I enrolled in community college classes at around the age of 50. I can still remember my then college daughter telling me (a straight-A student in “childhood” college), “Moom, you do not know how to go to college,” and handing me three Kalamazoo College (her college) folders to keep my papers in. That is absolutely one of my favorite memories of her as a college student. I happily accepted the folders (and used them) and thought something like, “she’s turning into her mother🐽“
I got off on a tangent there. I think that constant phone use by students should not be tolerated in classrooms but I am not really comfortable about outright bans. On one hand, I think that letting kids use their phones unleashed in the classroom (even when silenced) would be bedlam. But I am thinking that limited communications with parents, like changes in after school plans, would be helpful to students, parents, teachers, and office staff. Of course, parents can definitely be ridiculous about not establishing appropriate communication boundaries with their kids. Don’t even get me going about that…

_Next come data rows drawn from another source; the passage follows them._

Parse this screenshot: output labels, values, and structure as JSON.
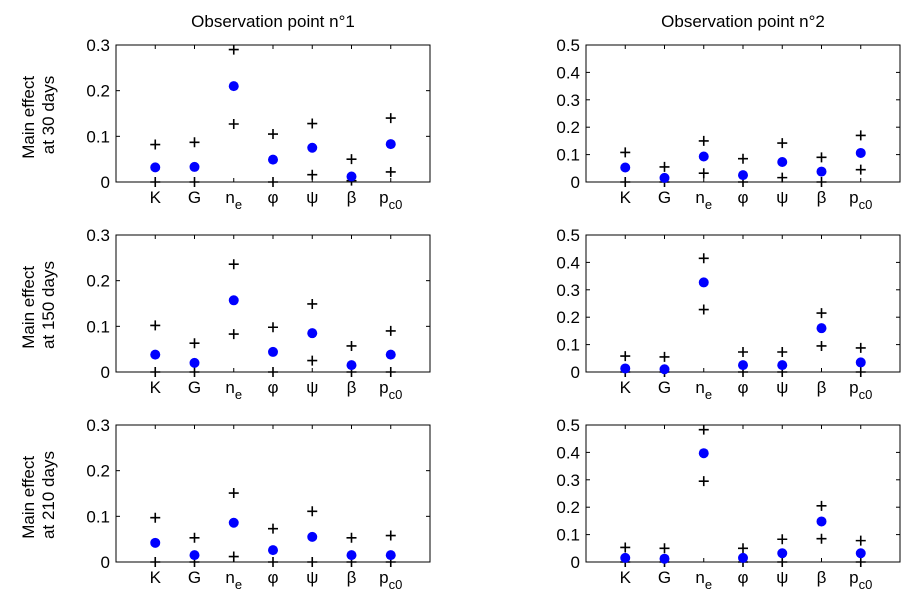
{
  "colors": {
    "point": "#0000ff",
    "bound": "#000000",
    "axis": "#000000",
    "background": "#ffffff"
  },
  "columns": [
    "Observation point n°1",
    "Observation point n°2"
  ],
  "rows": [
    {
      "line1": "Main effect",
      "line2": "at 30 days"
    },
    {
      "line1": "Main effect",
      "line2": "at 150 days"
    },
    {
      "line1": "Main effect",
      "line2": "at 210 days"
    }
  ],
  "chart_data": [
    {
      "type": "scatter",
      "title": "Observation point n°1",
      "ylabel": "Main effect at 30 days",
      "categories": [
        "K",
        "G",
        "ne",
        "φ",
        "ψ",
        "β",
        "pc0"
      ],
      "ylim": [
        0,
        0.3
      ],
      "yticks": [
        "0",
        "0.1",
        "0.2",
        "0.3"
      ],
      "values": [
        0.032,
        0.033,
        0.21,
        0.049,
        0.075,
        0.012,
        0.083
      ],
      "upper": [
        0.082,
        0.087,
        0.29,
        0.105,
        0.128,
        0.05,
        0.14
      ],
      "lower": [
        0.0,
        0.0,
        0.127,
        0.0,
        0.016,
        0.003,
        0.022
      ]
    },
    {
      "type": "scatter",
      "title": "Observation point n°2",
      "ylabel": "Main effect at 30 days",
      "categories": [
        "K",
        "G",
        "ne",
        "φ",
        "ψ",
        "β",
        "pc0"
      ],
      "ylim": [
        0,
        0.5
      ],
      "yticks": [
        "0",
        "0.1",
        "0.2",
        "0.3",
        "0.4",
        "0.5"
      ],
      "values": [
        0.053,
        0.015,
        0.093,
        0.025,
        0.073,
        0.038,
        0.106
      ],
      "upper": [
        0.108,
        0.055,
        0.15,
        0.085,
        0.142,
        0.09,
        0.17
      ],
      "lower": [
        0.0,
        0.0,
        0.032,
        0.0,
        0.016,
        0.0,
        0.045
      ]
    },
    {
      "type": "scatter",
      "ylabel": "Main effect at 150 days",
      "categories": [
        "K",
        "G",
        "ne",
        "φ",
        "ψ",
        "β",
        "pc0"
      ],
      "ylim": [
        0,
        0.3
      ],
      "yticks": [
        "0",
        "0.1",
        "0.2",
        "0.3"
      ],
      "values": [
        0.038,
        0.02,
        0.157,
        0.044,
        0.085,
        0.015,
        0.038
      ],
      "upper": [
        0.102,
        0.063,
        0.236,
        0.098,
        0.149,
        0.057,
        0.09
      ],
      "lower": [
        0.0,
        0.0,
        0.083,
        0.0,
        0.025,
        0.0,
        0.0
      ]
    },
    {
      "type": "scatter",
      "ylabel": "Main effect at 150 days",
      "categories": [
        "K",
        "G",
        "ne",
        "φ",
        "ψ",
        "β",
        "pc0"
      ],
      "ylim": [
        0,
        0.5
      ],
      "yticks": [
        "0",
        "0.1",
        "0.2",
        "0.3",
        "0.4",
        "0.5"
      ],
      "values": [
        0.013,
        0.01,
        0.327,
        0.025,
        0.025,
        0.16,
        0.035
      ],
      "upper": [
        0.058,
        0.055,
        0.415,
        0.073,
        0.073,
        0.215,
        0.088
      ],
      "lower": [
        0.0,
        0.0,
        0.228,
        0.0,
        0.0,
        0.095,
        0.0
      ]
    },
    {
      "type": "scatter",
      "ylabel": "Main effect at 210 days",
      "categories": [
        "K",
        "G",
        "ne",
        "φ",
        "ψ",
        "β",
        "pc0"
      ],
      "ylim": [
        0,
        0.3
      ],
      "yticks": [
        "0",
        "0.1",
        "0.2",
        "0.3"
      ],
      "values": [
        0.042,
        0.015,
        0.086,
        0.026,
        0.055,
        0.015,
        0.015
      ],
      "upper": [
        0.097,
        0.053,
        0.151,
        0.073,
        0.111,
        0.053,
        0.058
      ],
      "lower": [
        0.0,
        0.0,
        0.012,
        0.0,
        0.0,
        0.0,
        0.0
      ]
    },
    {
      "type": "scatter",
      "ylabel": "Main effect at 210 days",
      "categories": [
        "K",
        "G",
        "ne",
        "φ",
        "ψ",
        "β",
        "pc0"
      ],
      "ylim": [
        0,
        0.5
      ],
      "yticks": [
        "0",
        "0.1",
        "0.2",
        "0.3",
        "0.4",
        "0.5"
      ],
      "values": [
        0.015,
        0.012,
        0.397,
        0.015,
        0.032,
        0.148,
        0.032
      ],
      "upper": [
        0.053,
        0.05,
        0.483,
        0.05,
        0.083,
        0.205,
        0.078
      ],
      "lower": [
        0.0,
        0.0,
        0.295,
        0.0,
        0.0,
        0.085,
        0.0
      ]
    }
  ]
}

I’ll be thinking about this for a while but I’ll leave you with a time I was in a community college class and I knew there was a possibility that I would need to connect with my college junior that evening. She was scheduled to fly to Dakar for a six month study abroad that coming weekend and our household was kind of on high alert. Not for anything in particular, just, if you are launching one of your children on a study abroad stint, you might know what I mean.
That night, she was driving to her college (100 miles away) to meet up with friends. When I went to class that night, I told Jason (the prof, the one who hooked me up with my Corporate America job) that I needed to keep my phone on but silenced in case my kid needed to call me for anything. I assured him that I would go outside the classroom if I needed to answer my phone. I don’t think I did get a call but I think she did text that there was a big traffic backup. She certainly didn’t need to talk to me on the phone about that.
Of course it was okay with my prof (whose kids have probably done their own study abroad stints by now). But I was an old bag even then and most high school kids now have grown up with smart phones and that train has left the station and I dunno what the answer is to handling cell phone use in schools. I do know that it’s complicated. Like everything else. Hopefully a goddamn dictator will not use a sledgehammer to try to solve it.
September 20th, 2025 at 9:40 pm
As a retired teacher, I will tell you that the use of cell phones was one reason I retired. Kids (and some adults) are addicted to them; they can’t leave them alone (or won’t) and you can risk your life taking one away if the student refuses to stop using it. Students are disengaged, inattentive and not learning what they should because the cellphone texts, internet, games whatever are much more enticing. It is a true crisis. And telling them to put them in their bags on silent doesn’t work, by the way. They are sneaky and one teacher can’t monitor 30+ kids that closely. My 2 cents.